Dawn

Dawn

Friday, December 23, 2005

The day started well. I checked the 6 euro lottery ticket someone had given me against the seemingly endless list of winners and was thrilled to see I’d won 1000 euros. Then I called my Spanish lady friend and she patiently explained that each 6 euro ticket has 133 divisions. So what I’d actually won was a trifling 7.52 euros. This, of course, is better than a kick in the head but I’m glad I didn’t race down to the lottery store and demand my thousand euros. I’m pretty sure the story of the mad Englishman would have made the local papers.

Needless the say - as part of 30 page analyses in every paper - the results are always broken down by regions, provinces, towns, villages, parishes, etc. This, of course, serves to increase the envy between the less and more fortunate parts of the country. This year’s big winner was Catalunia, which garnered both the first and the third of the five humongous prizes.

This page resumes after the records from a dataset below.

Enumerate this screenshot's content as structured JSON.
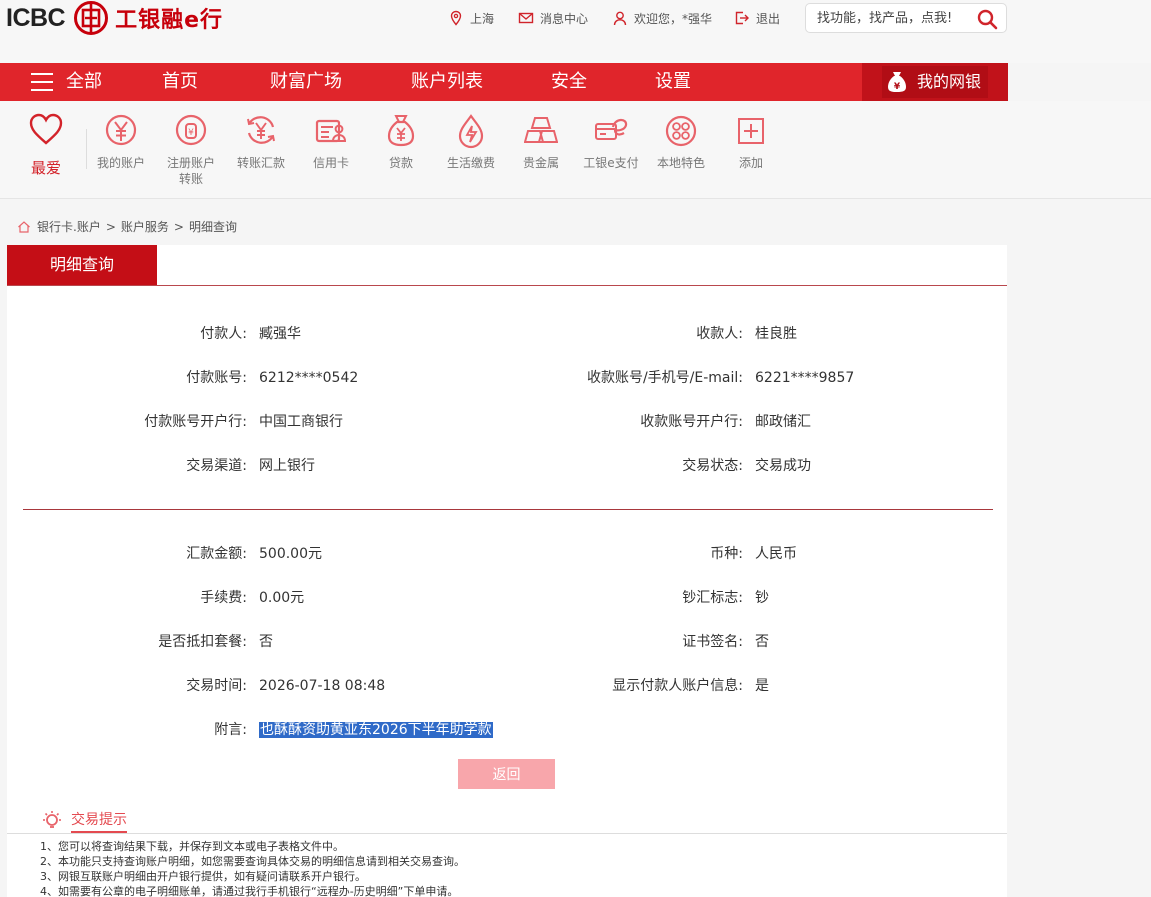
{
  "header": {
    "logo_text": "ICBC",
    "logo_cn": "工银融e行",
    "location": "上海",
    "messages": "消息中心",
    "welcome": "欢迎您，*强华",
    "logout": "退出",
    "search_placeholder": "找功能，找产品，点我!"
  },
  "nav": {
    "all": "全部",
    "items": [
      "首页",
      "财富广场",
      "账户列表",
      "安全",
      "设置"
    ],
    "mybank": "我的网银"
  },
  "shortcuts": {
    "favorite": "最爱",
    "items": [
      {
        "label": "我的账户",
        "icon": "yuan-account-icon"
      },
      {
        "label": "注册账户转账",
        "icon": "registered-transfer-icon"
      },
      {
        "label": "转账汇款",
        "icon": "transfer-icon"
      },
      {
        "label": "信用卡",
        "icon": "credit-card-icon"
      },
      {
        "label": "贷款",
        "icon": "loan-bag-icon"
      },
      {
        "label": "生活缴费",
        "icon": "utility-drop-icon"
      },
      {
        "label": "贵金属",
        "icon": "gold-bars-icon"
      },
      {
        "label": "工银e支付",
        "icon": "epay-icon"
      },
      {
        "label": "本地特色",
        "icon": "local-feature-icon"
      },
      {
        "label": "添加",
        "icon": "add-icon"
      }
    ]
  },
  "breadcrumb": [
    "银行卡.账户",
    "账户服务",
    "明细查询"
  ],
  "detail": {
    "tab": "明细查询",
    "payer_label": "付款人:",
    "payer": "臧强华",
    "payee_label": "收款人:",
    "payee": "桂良胜",
    "payer_account_label": "付款账号:",
    "payer_account": "6212****0542",
    "payee_account_label": "收款账号/手机号/E-mail:",
    "payee_account": "6221****9857",
    "payer_bank_label": "付款账号开户行:",
    "payer_bank": "中国工商银行",
    "payee_bank_label": "收款账号开户行:",
    "payee_bank": "邮政储汇",
    "channel_label": "交易渠道:",
    "channel": "网上银行",
    "status_label": "交易状态:",
    "status": "交易成功",
    "amount_label": "汇款金额:",
    "amount": "500.00元",
    "currency_label": "币种:",
    "currency": "人民币",
    "fee_label": "手续费:",
    "fee": "0.00元",
    "cash_label": "钞汇标志:",
    "cash": "钞",
    "package_label": "是否抵扣套餐:",
    "package": "否",
    "cert_label": "证书签名:",
    "cert": "否",
    "time_label": "交易时间:",
    "time": "2026-07-18 08:48",
    "show_info_label": "显示付款人账户信息:",
    "show_info": "是",
    "remark_label": "附言:",
    "remark": "也酥酥资助黄亚东2026下半年助学款",
    "back": "返回"
  },
  "tips": {
    "title": "交易提示",
    "lines": [
      "1、您可以将查询结果下载，并保存到文本或电子表格文件中。",
      "2、本功能只支持查询账户明细，如您需要查询具体交易的明细信息请到相关交易查询。",
      "3、网银互联账户明细由开户银行提供，如有疑问请联系开户银行。",
      "4、如需要有公章的电子明细账单，请通过我行手机银行“远程办-历史明细”下单申请。"
    ]
  },
  "colors": {
    "brand_red": "#e0252b",
    "dark_red": "#c40e16",
    "button_pink": "#f8a6ab",
    "highlight_blue": "#2f6ac8"
  }
}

This should, at least, allow them to drink enough of their champagne [Cava] to compensate for the boycott which continues in the rest of the country as a protest against their anti-Spain secessionist plans.

And still on Catalunia, a parliamentary committee there has recommended that a national radio station be prosecuted for ‘denigrating Catalunia and its political representatives’. Interesting to get a glimpse of how these self-important proponents of independence for the region would operate democracy once they had total control. I have this vision of Catalunia achieving the status to which they aspire and then immediately being booted out of the EU for being a fascist state.

Possibly because there’s no jury system in Spain, we often get prosecution and defence positions stated in the media well in advance of a trial. This week three youths were arrested for killing a beggar by dousing her in a solvent and setting fire to her. The defence lawyer appeared on TV to insist they’d got the can from a nearby building site and had thought it contained only water. This might just have sounded plausible if the father of one the accused hadn’t said they’d only meant to set light to a pool of the liquid near the woman – ‘just to scare her’ – but the can had slipped. Take your pick.

Meanwhile, over in the UK – now that memories of George Best’s death have faded – the main item on Sky News over the past few days has been the plight of a bloody penguin stolen from a zoo. Thank-God it didn’t happen during the funeral, creating a selection crisis for them.